3. (a) The worker divides the person's self-employment income by 12, or the number of months the business has existed when less than 12 months, to determine monthly self-employment income. When the gross self-employment income shown on the income tax return or business records is not representative of the person's current situation because of a substantial increase or decrease in the person's self employment income, refer to (2)(C) of this Section.
(b) When the person did not incur business expenses, the worker does not subtract 50 percent of the person's gross self-employment income as business expenses.
(c) Self-employment income tax return forms include, but are not limited to:
(1) Form 1040 with Schedule C for sole proprietors and some limited liability companies;
(2) Form 1065 with Schedule 8865 K-1 for partnerships;
(3) Form 1120-S with Schedule K-1 for S corporations; or
(4) Form 1040 with Schedule F for farmers.

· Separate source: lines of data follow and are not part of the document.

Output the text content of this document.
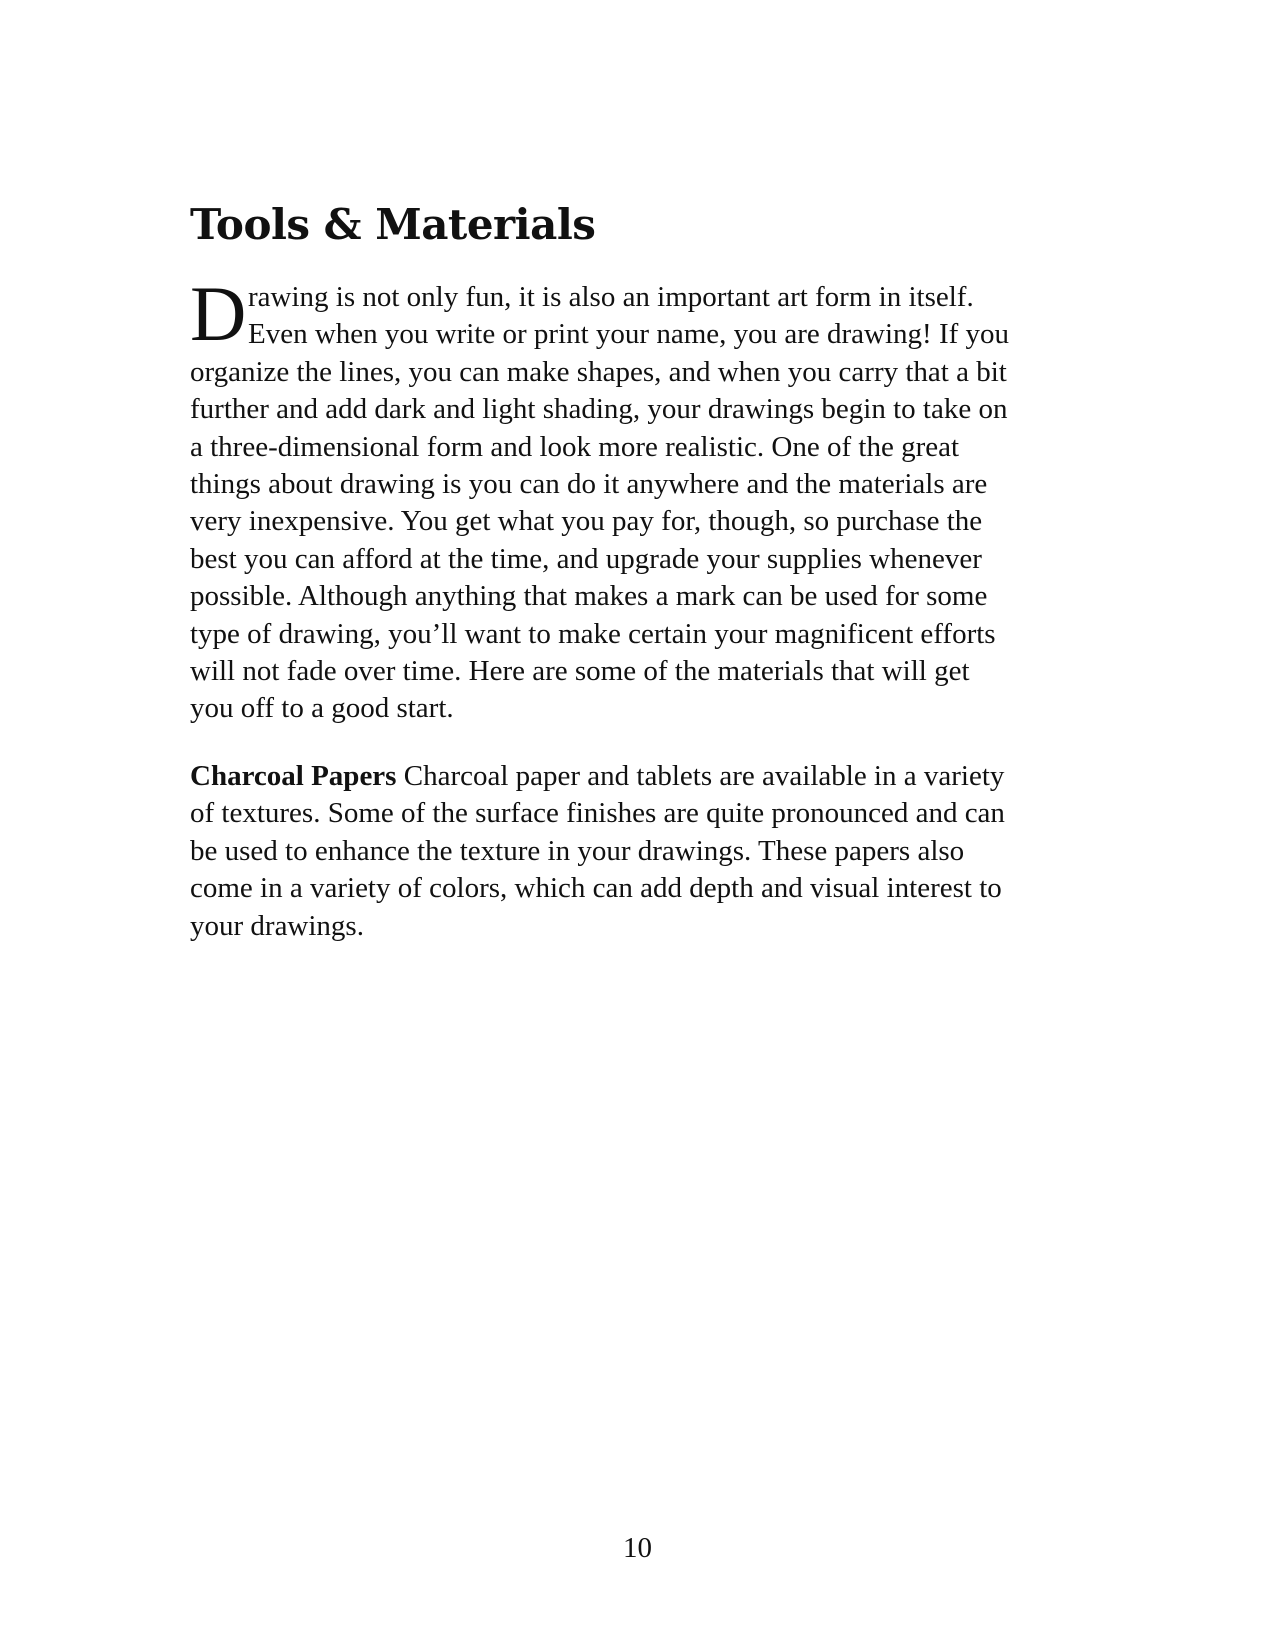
Tools & Materials
D rawing is not only fun, it is also an important art form in itself.
Even when you write or print your name, you are drawing! If you
organize the lines, you can make shapes, and when you carry that a bit
further and add dark and light shading, your drawings begin to take on
a three-dimensional form and look more realistic. One of the great
things about drawing is you can do it anywhere and the materials are
very inexpensive. You get what you pay for, though, so purchase the
best you can afford at the time, and upgrade your supplies whenever
possible. Although anything that makes a mark can be used for some
type of drawing, you’ll want to make certain your magnificent efforts
will not fade over time. Here are some of the materials that will get
you off to a good start.
Charcoal Papers Charcoal paper and tablets are available in a variety
of textures. Some of the surface finishes are quite pronounced and can
be used to enhance the texture in your drawings. These papers also
come in a variety of colors, which can add depth and visual interest to
your drawings.
10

(d) After determining the person's net monthly self-employment income, the worker subtracts applicable earned income deductions per
4. Examples of self-employment income calculations include, when:
(1) a crop farmer does not receive income from crops every month, but this income represents the farmer's annual support. Income from this source is averaged over a 12-month period; or
(2) self-employment income was received from February 18 to the application month of November, the income is averaged for nine months, February through October. It is correct to count the first month of income received through the last complete month when computing an annualized figure for new self-employment income.

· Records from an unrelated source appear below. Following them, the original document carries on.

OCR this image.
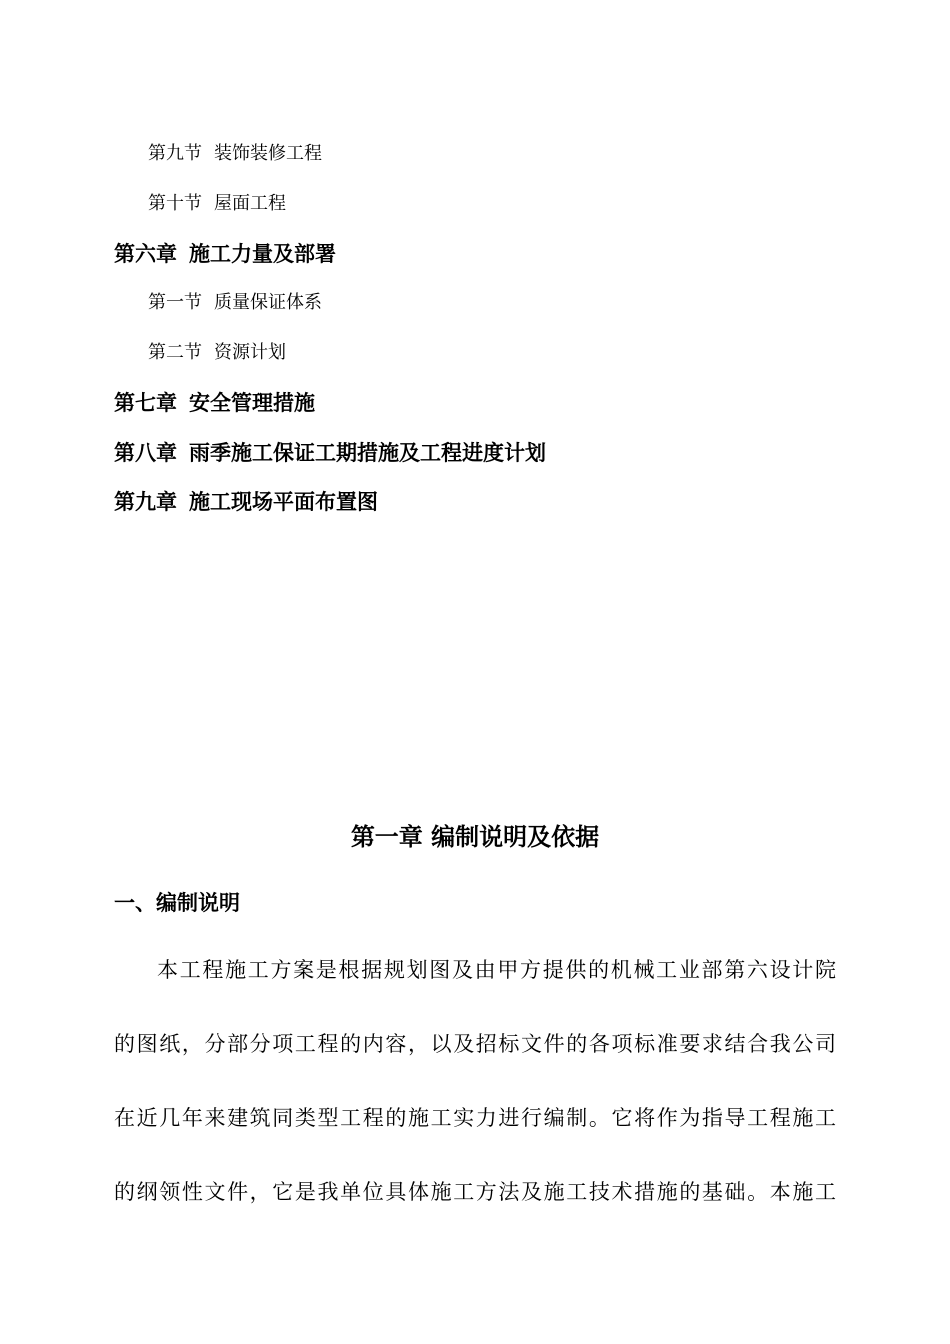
第九节 装饰装修工程
第十节 屋面工程
第六章 施工力量及部署
第一节 质量保证体系
第二节 资源计划
第七章 安全管理措施
第八章 雨季施工保证工期措施及工程进度计划
第九章 施工现场平面布置图
第一章 编制说明及依据
一、编制说明
本工程施工方案是根据规划图及由甲方提供的机械工业部第六设计院
的图纸，分部分项工程的内容，以及招标文件的各项标准要求结合我公司
在近几年来建筑同类型工程的施工实力进行编制。它将作为指导工程施工
的纲领性文件，它是我单位具体施工方法及施工技术措施的基础。本施工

5. (a) When the person is considered self-employed as a contract laborer, receives a set salary that does not vary, and has been employed for a period of time where sufficient data is available from the employer to make a reasonable income projection but not sufficient data to annualize income, earnings are anticipated by multiplying the amount received by the appropriate conversion factor. For example, the person begins a new self-employment contract labor job. He or she works 40 hours per week at $10 per hour. He or she has received two weekly checks in the amount of $400 each. The month is not over, but the employer states the person will continue to be paid $400 per week. It is correct to use $400 X 4.3 to anticipate the person's monthly income.
(b) At renewal, the worker averages the income over the number of months received until a full year's information is available.
6. When the employer adds money to the employee's gross income as a benefit allowance to pay for a reimbursable expense, such as insurance, the worker counts the regular gross earnings plus any excess money left after deducting the insurance or other reimbursable expense from the benefit allowance. For example, when a person:
(1) receives a $300 benefit allowance to purchase insurance and uses the entire amount to purchase the insurance, none of the benefit allowance is counted as income;
(2) receives a $300 benefit allowance but only purchases $280 in insurance, the worker counts the remaining $20 as income; or
(3) has an option of purchasing insurance with a $300 benefit allowance if insurance is purchased or $150 if insurance is not purchased, the worker counts the $150 as an excess benefit allowance when the person chooses not to purchase insurance.
7. (a) Refer to
OAC 340:10-3-31 to determine when contract income is considered self-employment income. Refer to
OAC 340:10-3-32(1) when self-employment rules apply.
(b) Income from contract employment received by persons, such as school employees is annualized over a 12-month period even when the income is received over a period of time shorter than 12 months.